Parametric Bench designed by Ten students from Columbia University GSAPP
Innovative school project by Ten architecture students from Columbia University GSAPP have recently completed Polymorphic, a kinetic installation utilizing an innovative design and engineering solution inspired by the kinetic action of a see-saw and the reverberating motion of a slinky. The group consisted of Charlie Able, Alexis Burson, Ivy Chan, Jennifer Chang, Aaron Harris, Trevor Hollyn Taub, Brian Lee, Eliza Montgomery, Vernon Roether, and David Zhai.
The installation is comprised of a double-sided bench which transforms through a series of 119 unique and interconnected sections into a chaise lounge and finally an interactive balance board. These sections are connected via an inventive pivot and bolt system which allows the vertical movement of one section to be picked up by others down the line. Together, this motion allows the installation to transform from a series of leveled sections into an undulating form that becomes activated through interaction with its occupants.
While the overall form of the bench is realized as a continuous landscape, each seating condition was designed according to existing ergonomic profiles in order to maximize comfort and functionality. This is further realized by allowing the tolerance of its motion to conform to the postures of the occupants using simply their weight as a point of activation for the movement of the sections. A series of internal notches linked together by elastic bands and reinforced by couplings located on the central pivot rods prevent lateral movement and ensures safety during motion.
The design of Polymorphic was inherently sustainable, due to the financial constraint of a one thousand dollar budget. The design was broken down into small and linear pieces that maximized the quantity fit on a sheet of plywood. In total, the entire installation only used 18 sheets of plywood, which were utilized at over 90% efficiency.
At its core, the design of the installation is not only an inventive solution to a design idea, but also a test of the limits and capabilities of digital fabrication and its role in advancing architectural and industrial design practices.
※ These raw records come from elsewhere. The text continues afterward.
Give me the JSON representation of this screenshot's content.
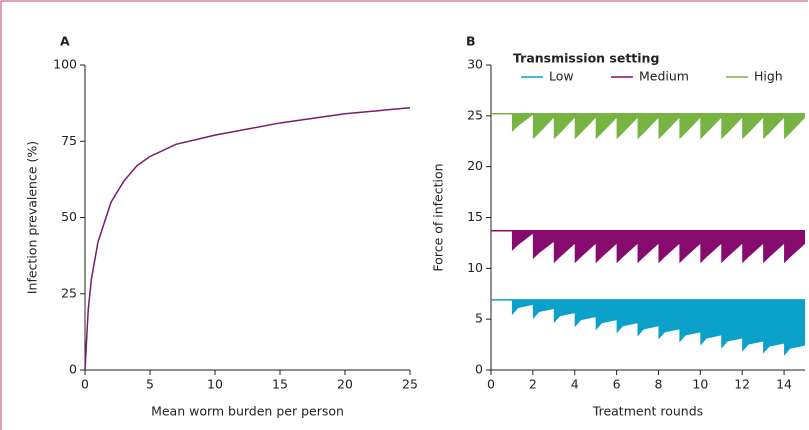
{
  "chart_data": [
    {
      "type": "line",
      "panel_label": "A",
      "x_label": "Mean worm burden per person",
      "y_label": "Infection prevalence (%)",
      "xlim": [
        0,
        25
      ],
      "ylim": [
        0,
        100
      ],
      "xticks": [
        0,
        5,
        10,
        15,
        20,
        25
      ],
      "yticks": [
        0,
        25,
        50,
        75,
        100
      ],
      "series": [
        {
          "color": "#7a1a6a",
          "x": [
            0,
            0.25,
            0.5,
            1,
            2,
            3,
            4,
            5,
            7,
            10,
            15,
            20,
            25
          ],
          "values": [
            0,
            20,
            30,
            42,
            55,
            62,
            67,
            70,
            74,
            77,
            81,
            84,
            86
          ]
        }
      ]
    },
    {
      "type": "area",
      "panel_label": "B",
      "x_label": "Treatment rounds",
      "y_label": "Force of infection",
      "legend_title": "Transmission setting",
      "xlim": [
        0,
        15
      ],
      "ylim": [
        0,
        30
      ],
      "xticks": [
        0,
        2,
        4,
        6,
        8,
        10,
        12,
        14
      ],
      "yticks": [
        0,
        5,
        10,
        15,
        20,
        25,
        30
      ],
      "x": [
        0,
        1,
        1,
        1.3,
        2,
        2,
        2.3,
        3,
        3,
        3.3,
        4,
        4,
        4.3,
        5,
        5,
        5.3,
        6,
        6,
        6.3,
        7,
        7,
        7.3,
        8,
        8,
        8.3,
        9,
        9,
        9.3,
        10,
        10,
        10.3,
        11,
        11,
        11.3,
        12,
        12,
        12.3,
        13,
        13,
        13.3,
        14,
        14,
        14.3,
        15
      ],
      "series": [
        {
          "name": "Low",
          "color": "#0aa0c8",
          "level": 6.9,
          "values": [
            6.9,
            6.9,
            5.4,
            6.1,
            6.4,
            5.0,
            5.7,
            6.0,
            4.6,
            5.3,
            5.6,
            4.2,
            4.9,
            5.2,
            3.9,
            4.6,
            4.9,
            3.6,
            4.3,
            4.6,
            3.3,
            4.0,
            4.3,
            3.0,
            3.7,
            4.0,
            2.7,
            3.4,
            3.7,
            2.4,
            3.1,
            3.4,
            2.1,
            2.8,
            3.1,
            1.8,
            2.5,
            2.8,
            1.6,
            2.3,
            2.6,
            1.4,
            2.1,
            2.4
          ]
        },
        {
          "name": "Medium",
          "color": "#870a6e",
          "level": 13.7,
          "values": [
            13.7,
            13.7,
            11.7,
            12.3,
            13.4,
            10.9,
            11.5,
            12.6,
            10.5,
            11.1,
            12.4,
            10.5,
            11.1,
            12.4,
            10.5,
            11.1,
            12.4,
            10.5,
            11.1,
            12.4,
            10.5,
            11.1,
            12.4,
            10.5,
            11.1,
            12.4,
            10.5,
            11.1,
            12.4,
            10.5,
            11.1,
            12.4,
            10.5,
            11.1,
            12.4,
            10.5,
            11.1,
            12.4,
            10.5,
            11.1,
            12.4,
            10.5,
            11.1,
            12.4
          ]
        },
        {
          "name": "High",
          "color": "#78b444",
          "level": 25.2,
          "values": [
            25.2,
            25.2,
            23.4,
            24.0,
            25.1,
            22.7,
            23.3,
            24.8,
            22.7,
            23.3,
            24.8,
            22.7,
            23.3,
            24.8,
            22.7,
            23.3,
            24.8,
            22.7,
            23.3,
            24.8,
            22.7,
            23.3,
            24.8,
            22.7,
            23.3,
            24.8,
            22.7,
            23.3,
            24.8,
            22.7,
            23.3,
            24.8,
            22.7,
            23.3,
            24.8,
            22.7,
            23.3,
            24.8,
            22.7,
            23.3,
            24.8,
            22.7,
            23.3,
            24.8
          ]
        }
      ]
    }
  ]
}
While the installation had a designated scale and dimension, the developed system has the ability to grow much larger and wider depending on the availability of resources and materials. The form of the design can likewise be readily adjusted to suit the conditions and contextual requirements of various spaces and environments. The scalability of the joint system and design together creates a truly parametric system in which its use is not only for aesthetics, but for construction, functionality, and comfort as well.